GESCHICHTE

Seine Gründung.

Im Jahr 1530 gründete Fray Domingo de Mendoza, der Evangelist der Neuen Welt, eine Einsiedelei, die zuvor von dem Adelanten Alonso Fernández de Lugo zu Ehren des Erzengels, der die militärische Eroberung leitete, und des Schutzpatrons der Insel errichtet worden war.

Im Juli 1553 nahmen calvinistische Hugenottenpiraten unter dem Kommando von Pie de Palo Santa Cruz de La Palma für einen Monat ein, plünderten und brannten Häuser, Kirchen und Klöster nieder, darunter auch das von Santo Domingo.

Der Wiederaufbau nach dem Brand wurde mit Hilfe von Almosen und Beiträgen der auf der Insel lebenden Herren durchgeführt.

Ihre Pracht.

Die Kirche Santa Domingo wurde nach dem von französischen Piraten verursachten Brand im Jahr 1553 wieder aufgebaut. Ihr Inneres besteht aus einem einzigen Schiff mit Seitenkapellen (lateinisches Kreuz), das mit polychromen und vergoldeten Mudéjar-Rahmen verkleidet ist.
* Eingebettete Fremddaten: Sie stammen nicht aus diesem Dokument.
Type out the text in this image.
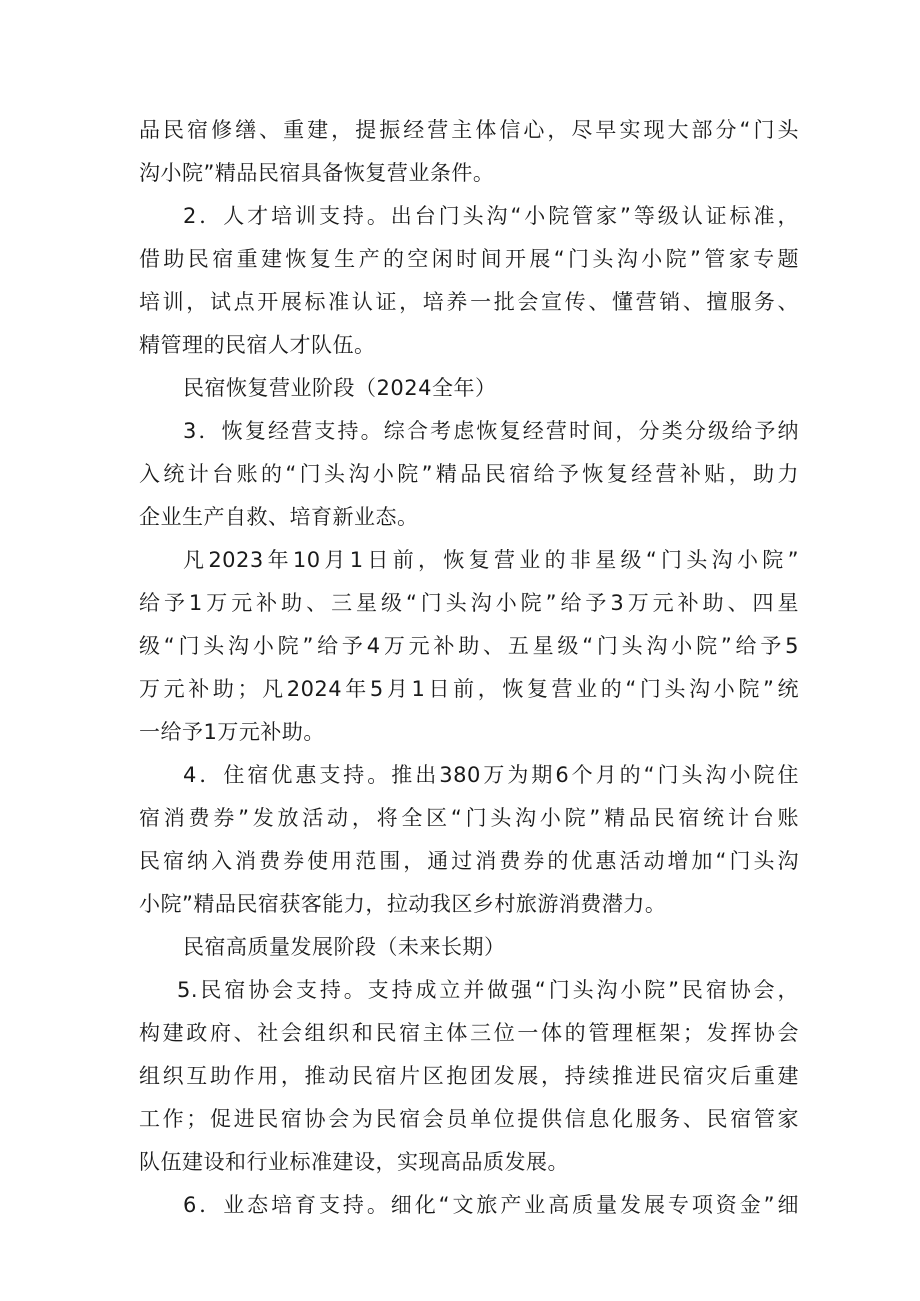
品民宿修缮、重建，提振经营主体信心，尽早实现大部分“门头
沟小院”精品民宿具备恢复营业条件。
2．人才培训支持。出台门头沟“小院管家”等级认证标准，
借助民宿重建恢复生产的空闲时间开展“门头沟小院”管家专题
培训，试点开展标准认证，培养一批会宣传、懂营销、擅服务、
精管理的民宿人才队伍。
民宿恢复营业阶段（2024全年）
3．恢复经营支持。综合考虑恢复经营时间，分类分级给予纳
入统计台账的“门头沟小院”精品民宿给予恢复经营补贴，助力
企业生产自救、培育新业态。
凡2023年10月1日前，恢复营业的非星级“门头沟小院”
给予1万元补助、三星级“门头沟小院”给予3万元补助、四星
级“门头沟小院”给予4万元补助、五星级“门头沟小院”给予5
万元补助；凡2024年5月1日前，恢复营业的“门头沟小院”统
一给予1万元补助。
4．住宿优惠支持。推出380万为期6个月的“门头沟小院住
宿消费券”发放活动，将全区“门头沟小院”精品民宿统计台账
民宿纳入消费券使用范围，通过消费券的优惠活动增加“门头沟
小院”精品民宿获客能力，拉动我区乡村旅游消费潜力。
民宿高质量发展阶段（未来长期）
5.民宿协会支持。支持成立并做强“门头沟小院”民宿协会，
构建政府、社会组织和民宿主体三位一体的管理框架；发挥协会
组织互助作用，推动民宿片区抱团发展，持续推进民宿灾后重建
工作；促进民宿协会为民宿会员单位提供信息化服务、民宿管家
队伍建设和行业标准建设，实现高品质发展。
6．业态培育支持。细化“文旅产业高质量发展专项资金”细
Im Inneren der Kirche treffen verschiedene Kunststile aufeinander: die Renaissance, die sich in der Architektur widerspiegelt, der Barock, der sich in den Altarbildern mit den salomonischen Säulen zeigt, und der Neoklassizismus, der in den Skulpturen zum Ausdruck kommt.

Sie beherbergt flämische Gemälde von Pierre Pourbous dem Älteren und Ambrosius Francken, ein barockes Altarbild mit salomonischen Säulen, das als das beste auf den Kanarischen Inseln gilt, sowie die Bilder der ehrwürdigen Bruderschaft Jesu des Nazareners und der Jungfrau Maria vom Rosenkranz.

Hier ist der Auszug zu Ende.